As in "We really need a win tonight because the Old Oquirrh Bucket is on the line."

I always figured winning was enough, and a copper bucket wasn't going to add incentive. But what do I know? My playing career ended before I started shaving.

The Deseret News reported this week that the symbol of instate hoop supremacy is being retired. After nearly four decades, the Bucket is following coaches like Frank Arnold, Jerry Pimm, Rod Tueller and Ron Abegglen into the sunset. Changes in the basketball landscape — primarily Utah going to the Pac-10 and BYU to the WCAC — have forced the Bucket into early retirement. It's now free to drive around in a big RV and dine on the Early Bird Special.

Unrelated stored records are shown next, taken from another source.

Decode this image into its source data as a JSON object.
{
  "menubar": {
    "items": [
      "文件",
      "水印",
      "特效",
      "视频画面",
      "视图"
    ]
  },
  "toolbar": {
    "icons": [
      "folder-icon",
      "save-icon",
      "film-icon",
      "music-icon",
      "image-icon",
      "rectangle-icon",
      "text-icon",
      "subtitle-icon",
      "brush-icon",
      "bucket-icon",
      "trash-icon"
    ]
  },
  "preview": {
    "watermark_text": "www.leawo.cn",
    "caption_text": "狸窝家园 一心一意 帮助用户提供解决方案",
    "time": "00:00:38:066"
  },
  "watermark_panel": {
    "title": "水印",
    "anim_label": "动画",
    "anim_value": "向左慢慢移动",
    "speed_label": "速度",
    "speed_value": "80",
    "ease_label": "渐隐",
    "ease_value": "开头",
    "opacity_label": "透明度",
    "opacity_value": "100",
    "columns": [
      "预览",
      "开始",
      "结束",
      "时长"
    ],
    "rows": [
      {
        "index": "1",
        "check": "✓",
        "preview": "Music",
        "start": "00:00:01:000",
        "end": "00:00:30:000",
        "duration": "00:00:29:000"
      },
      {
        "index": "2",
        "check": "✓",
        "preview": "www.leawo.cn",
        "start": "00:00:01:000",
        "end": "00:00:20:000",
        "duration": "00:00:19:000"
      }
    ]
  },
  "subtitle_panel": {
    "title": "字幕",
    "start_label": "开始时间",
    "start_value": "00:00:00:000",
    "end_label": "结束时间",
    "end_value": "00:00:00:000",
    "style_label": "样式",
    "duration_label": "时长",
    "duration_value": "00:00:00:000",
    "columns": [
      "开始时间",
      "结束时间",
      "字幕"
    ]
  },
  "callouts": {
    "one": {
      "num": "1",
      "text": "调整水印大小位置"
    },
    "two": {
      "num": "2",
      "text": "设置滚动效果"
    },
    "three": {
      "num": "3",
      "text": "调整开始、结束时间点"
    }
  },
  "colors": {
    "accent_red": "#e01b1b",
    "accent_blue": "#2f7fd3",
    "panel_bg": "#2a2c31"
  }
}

Henceforth, the Bucket will rest in the Utah Sports Hall of Fame trophy case, a symbol of an era when those sorts of things meant a lot. I never did figure out why people liked them. I doubt players from any of Utah's instate teams got together the night before a game and said, "We've got to win this one, guys. It's for the Bucket!"

I never even had anyone ask me: "Who do you think is going to win the Old Oquirrh Bucket this year?"

So who was the Bucket for?

Beats me.

I can only assume the Bucket was for the fans, but I never heard fans mention it, either, even when the media referenced it. I doubt anyone ever made a special trip to the trophy case at the Huntsman Center, the Spectrum, the Dee Center or the Marriott Center to look it over. I suspect it mostly stayed in whatever display case it happened to land, for a few years at a time, until somebody remembered to move it.

Utah isn't the only place with such traditions. There's the Apple Cup, symbol of football supremacy between Washington and Washington State, and the Little Brown Jug of Michigan-Minnesota fame. Utah also has a football version, called the Beehive Boot, which I can only assume will be retired for the same reason as the Bucket.

Mostly such things are the brainchild of sports publicity people at the schools, but over time, rivalries fade or die completely. In 2009, on a tip from a reader, I drove to an LDS Church summer camp in Eden, Utah to see a bell that commemorated the Utah-Denver football series, called the Trotsall Trophy. Those teams haven't met in football in 50 years. When they stopped playing, the bell stayed in the display case. But when the Ute athletic offices moved from the Einar Nielsen Field House house to the Huntsman Center, someone apparently took the trophy home. Eventually it ended up at the camp, where today it is used to call people to meals.

That doesn't bode well for the Old Oquirrh Bucket, which might someday become a planter in someone's yard.

Nowadays, there's a different rivalry tenor and it's more about (surprise!) corporate money than anything. Utah and BYU have been promoting the "Deseret First Duel" for several years, sponsored by the credit union. It tracks the success of Utah and BYU athletic programs against one another.

Coaches and players don't ever bring that up, either.

Still, that doesn't keep the schools from using the logo as a backdrop for press conferences.

I imagine things will be fine without the Bucket, and that the publicity people will privately be relieved. It's one less thing they have to do.

In one sense, the Bucket's retirement marks the passing of an era. If the teams seldom play, why have a trophy?

In another sense, it also illustrates a marketing sign of the times: It's only a reward if someone knows you won it.